- DER Technologies
- Distributed Energy Resources Management
DERMS Adoption in Australia: Why Horizon Power Decided Now Is Better than Later
The value of distributed energy resource (DER) assets can only be fully realized if they are integrated at customer sites and brought into markets or the grid network in a way that creates shared value. This belief is nearing a consensus, but the journey on how to get to this place remains a topic of intense debate among utilities, other grid operators, consumers, prosumers, and a wide pool of private sector solution providers.
The latest buzzword in the energy industry is DER management system (DERMS). Unlike microgrids, which the US Department of Energy has defined, there is no equivalent definition of a DERMS. In short, however, a DERMS is typically deployed by a utility to manage DER assets to address voltage and other reliability issues at the distribution network level. The full suite of DER management tools that fall under an enterprise DERMS are aimed at a common purpose, supporting a more nimble, sustainable, and customer-centric energy future. Or, what Guidehouse Insights calls the Energy Cloud. As noted in a white paper sponsored by Enbala, there are many myths surrounding what a DERMS can and cannot do.

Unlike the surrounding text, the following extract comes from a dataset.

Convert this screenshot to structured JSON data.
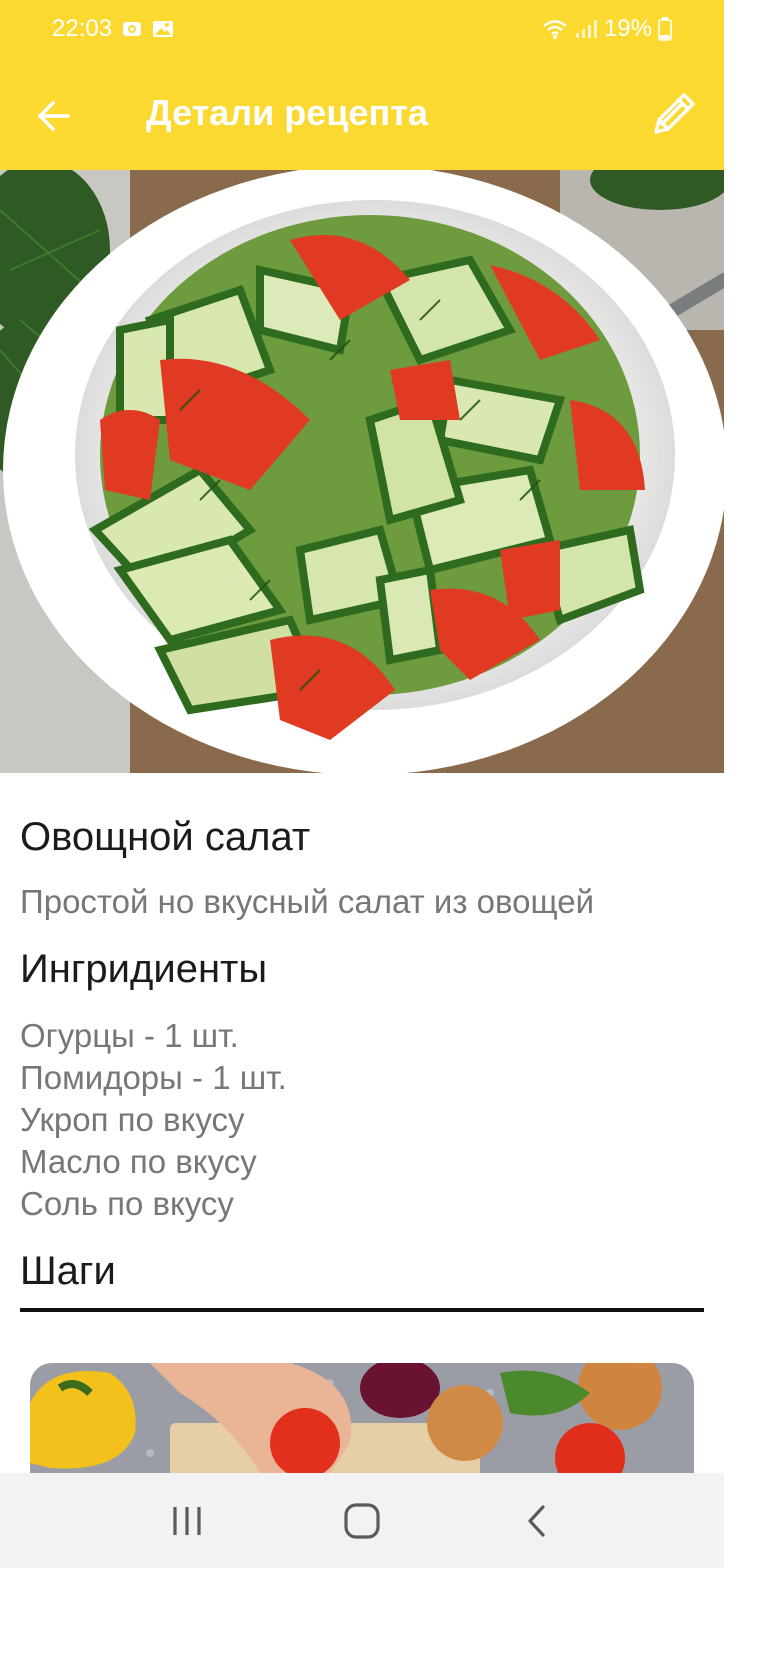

Leading Vendors See Eye-to-Eye on DERMS Myths
PXiSE Energy Solutions is a DERMS and microgrid controls provider that inked a major agreement with Toshiba. PXiSE Energy Solutions sees eye-to-eye with Enbala on myths surrounding real-time control of DER assets as overkill and challenges the false assumption that the electric utility industry is not yet ready for DERMSs. Case in point is the deployment of a DERMS solution in the remote community of Onslow, Australia, served by a Horizon Power microgrid being upgraded to incorporate new renewable energy assets. Some assets are owned by the utility and some are not as shown in the following figure. The story of how Horizon Power sees DERMS should open the eyes of those that think the technology is only relevant to industrialized western markets (e.g., the US and Europe). This project illuminates DERMSs’ applications for emerging economies in Africa, much of Asia Pacific, Latin America, and the Middle East.
PXiSE DERMS Topology
(Source: PXiSE Energy Solutions)
As noted in a new white paper, Horizon Power is moving forward with a comprehensive DERMS program that would cover its entire service territory. This is a significant new application of DERMS. Why? Horizon Power boasts the largest utility service territory in the world (if California was repeated five times) with the lowest customer per square kilometer ratio of any utility service territory (1 for every 53.5 square kilometers).

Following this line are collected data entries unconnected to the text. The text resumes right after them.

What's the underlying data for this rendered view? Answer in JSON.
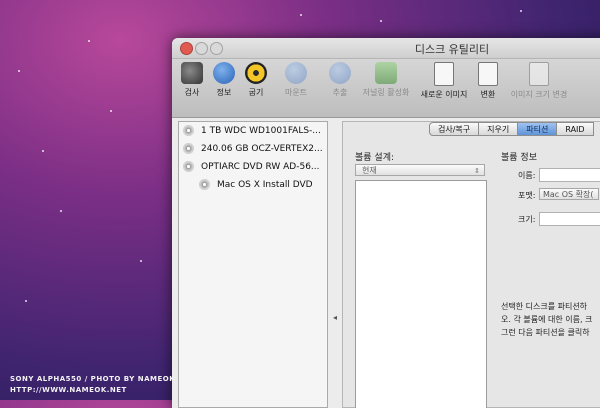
{
  "window": {
    "title": "디스크 유틸리티"
  },
  "toolbar": {
    "items": [
      {
        "label": "검사",
        "icon": "microscope-icon"
      },
      {
        "label": "정보",
        "icon": "info-icon"
      },
      {
        "label": "굽기",
        "icon": "burn-icon"
      },
      {
        "label": "마운트",
        "icon": "mount-icon"
      },
      {
        "label": "추출",
        "icon": "eject-icon"
      },
      {
        "label": "저널링 활성화",
        "icon": "log-icon"
      },
      {
        "label": "새로운 이미지",
        "icon": "new-image-icon"
      },
      {
        "label": "변환",
        "icon": "convert-icon"
      },
      {
        "label": "이미지 크기 변경",
        "icon": "resize-image-icon"
      }
    ]
  },
  "sidebar": {
    "disks": [
      {
        "label": "1 TB WDC WD1001FALS-..."
      },
      {
        "label": "240.06 GB OCZ-VERTEX2..."
      },
      {
        "label": "OPTIARC DVD RW AD-56..."
      },
      {
        "label": "Mac OS X Install DVD"
      }
    ]
  },
  "tabs": [
    "검사/복구",
    "지우기",
    "파티션",
    "RAID"
  ],
  "partition": {
    "volume_scheme_label": "볼륨 설계:",
    "volume_scheme_value": "현재",
    "volume_info_label": "볼륨 정보",
    "name_label": "이름:",
    "format_label": "포맷:",
    "format_value": "Mac OS 확장(",
    "size_label": "크기:",
    "description_lines": [
      "선택한 디스크를 파티션하",
      "오. 각 볼륨에 대한 이름, 크",
      "그런 다음 파티션을 클릭하"
    ]
  },
  "caption": {
    "line1": "SONY ALPHA550 / PHOTO BY NAMEOK",
    "line2": "HTTP://WWW.NAMEOK.NET"
  }
}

The issues Horizon Power faces reflect the needs of utilities worldwide—it is just tackling them sooner. While some utilities may question why they need a DERMS now, the challenges of integrating customer-owned DER assets will affect every regional utility in the world. Facing the first steps of the technology transition now will set utilities up for success as reliance upon DER assets grows.
Early DERMS Adoption Gives Utilities Room for New Customer Offerings
The irony is that a remote microgrid is a perfect place to verify the value of a DERMS. What Horizon Power needed was new technology capable of split-second decisions to keep the self-contained grid in balance. The small-scale amplifies these challenges. The smaller a grid, the more susceptible it is to stability issues due to less inertia. DERMSs allow Horizon Power opportunities to not only operate in a carbon-free mode but also to develop new utility customer offerings for Onslow, Australia, residents. The systems help expand the use of EVs as a grid resource and harness new innovative demand management programs such as demand response. Moving forward with a DERMS now allows a utility to anticipate problems that will likely arise in the future while still capturing the full and embedded value of DER assets today.